If I had a sex resume I'd get tons of jobs.
Ok I love you more. To infumty and beyong.
You know, it's scary to think that someday I might buy a pregnancy test with pride, not at 2am...
Now that Steinbrenner is in heaven he's going to make Jesus cut his hair
I started drinking at around 8.. Started heavily drinking around 815.

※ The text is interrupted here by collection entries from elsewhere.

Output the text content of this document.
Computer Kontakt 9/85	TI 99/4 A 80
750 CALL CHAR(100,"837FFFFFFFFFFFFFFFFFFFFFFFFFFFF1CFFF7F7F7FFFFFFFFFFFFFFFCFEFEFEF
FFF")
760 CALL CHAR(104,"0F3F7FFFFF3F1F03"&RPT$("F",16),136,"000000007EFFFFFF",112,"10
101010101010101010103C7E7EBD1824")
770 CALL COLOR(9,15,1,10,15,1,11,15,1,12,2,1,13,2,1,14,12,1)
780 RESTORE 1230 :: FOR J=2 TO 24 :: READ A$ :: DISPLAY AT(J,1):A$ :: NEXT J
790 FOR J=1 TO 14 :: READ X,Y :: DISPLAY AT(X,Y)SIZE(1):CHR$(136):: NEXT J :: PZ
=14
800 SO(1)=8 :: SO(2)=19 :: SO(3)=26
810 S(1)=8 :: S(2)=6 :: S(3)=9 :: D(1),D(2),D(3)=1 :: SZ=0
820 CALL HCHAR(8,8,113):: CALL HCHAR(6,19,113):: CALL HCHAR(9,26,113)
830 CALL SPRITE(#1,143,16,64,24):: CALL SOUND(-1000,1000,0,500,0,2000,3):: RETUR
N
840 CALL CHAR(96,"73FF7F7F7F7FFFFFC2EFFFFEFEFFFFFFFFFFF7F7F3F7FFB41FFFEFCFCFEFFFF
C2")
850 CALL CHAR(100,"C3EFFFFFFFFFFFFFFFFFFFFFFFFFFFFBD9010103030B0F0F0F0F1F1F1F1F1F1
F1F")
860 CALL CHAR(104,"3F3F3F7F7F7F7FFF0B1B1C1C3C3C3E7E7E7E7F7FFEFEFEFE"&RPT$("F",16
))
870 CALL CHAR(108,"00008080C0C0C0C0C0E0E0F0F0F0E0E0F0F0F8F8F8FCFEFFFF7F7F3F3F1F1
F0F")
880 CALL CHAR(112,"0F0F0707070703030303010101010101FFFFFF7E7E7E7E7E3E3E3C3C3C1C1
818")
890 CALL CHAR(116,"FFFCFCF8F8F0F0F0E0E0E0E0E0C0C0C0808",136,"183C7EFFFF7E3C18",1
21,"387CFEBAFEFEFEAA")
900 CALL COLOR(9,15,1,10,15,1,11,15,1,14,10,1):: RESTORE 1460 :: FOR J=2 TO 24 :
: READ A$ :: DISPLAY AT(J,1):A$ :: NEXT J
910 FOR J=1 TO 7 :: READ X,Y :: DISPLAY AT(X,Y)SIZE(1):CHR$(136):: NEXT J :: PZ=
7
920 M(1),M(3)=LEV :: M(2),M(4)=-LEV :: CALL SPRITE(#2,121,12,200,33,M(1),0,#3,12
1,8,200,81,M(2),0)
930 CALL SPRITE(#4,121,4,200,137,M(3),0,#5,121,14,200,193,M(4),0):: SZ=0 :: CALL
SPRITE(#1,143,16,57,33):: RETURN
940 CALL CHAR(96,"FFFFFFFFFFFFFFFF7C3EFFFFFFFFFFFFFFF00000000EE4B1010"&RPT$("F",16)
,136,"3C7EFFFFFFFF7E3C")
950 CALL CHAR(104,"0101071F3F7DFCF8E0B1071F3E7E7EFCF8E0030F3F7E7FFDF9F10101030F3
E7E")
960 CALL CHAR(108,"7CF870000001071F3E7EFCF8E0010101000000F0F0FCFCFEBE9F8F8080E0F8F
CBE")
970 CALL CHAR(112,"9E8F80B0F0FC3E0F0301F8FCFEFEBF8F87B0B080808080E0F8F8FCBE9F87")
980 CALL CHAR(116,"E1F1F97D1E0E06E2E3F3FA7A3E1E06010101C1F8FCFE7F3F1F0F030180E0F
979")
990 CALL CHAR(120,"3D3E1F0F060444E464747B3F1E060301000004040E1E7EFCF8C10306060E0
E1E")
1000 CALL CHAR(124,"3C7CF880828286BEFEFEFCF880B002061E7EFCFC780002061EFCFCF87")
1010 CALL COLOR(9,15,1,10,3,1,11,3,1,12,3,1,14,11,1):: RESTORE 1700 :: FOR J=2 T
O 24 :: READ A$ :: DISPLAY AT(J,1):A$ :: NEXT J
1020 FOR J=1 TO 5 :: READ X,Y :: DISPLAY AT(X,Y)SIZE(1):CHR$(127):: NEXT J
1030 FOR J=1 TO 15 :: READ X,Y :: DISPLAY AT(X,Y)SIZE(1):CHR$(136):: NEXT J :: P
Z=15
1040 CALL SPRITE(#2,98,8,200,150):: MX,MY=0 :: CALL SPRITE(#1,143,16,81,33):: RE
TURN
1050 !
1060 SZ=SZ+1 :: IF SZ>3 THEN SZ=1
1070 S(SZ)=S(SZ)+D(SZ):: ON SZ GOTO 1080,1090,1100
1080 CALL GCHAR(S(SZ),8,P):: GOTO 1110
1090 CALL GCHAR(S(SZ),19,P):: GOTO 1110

She has a tattoo on her inner thigh that's an x with a long dotted line. So after she passed out I signed it. Dunno what else I was supposed to do...
What do you want to swallow. Press 1 whiskey press 2 rum
All you had to say was "damn dude that looks fun, I miss ice fishing." But you sent a picture of poop. Classy
It's a sad day when you can't take off your pants and drink a margarita at work.
Glow Paint looked great for the Black Light Party last night, Tonight having a glow in the dark Pizza on my arm, not so much.
He's drunk and I'm pain-killer high and we're about to watch fireworks at disney world. It's gonna be fucking magical
He literally cried into his tacos and screamed fuck bitches. Don't know if it was the best, or the worst hook up, ever.
This is like the first time all week I've properly taken my birth control. My ovaries are so stoked I just know it.
By the way I can not feel my vagina. It's like it's asleep. What the hell did you do?
I called him the wrong name all night, yet I still got a ride home from the party and hooked up with the guy. I'm irresistible.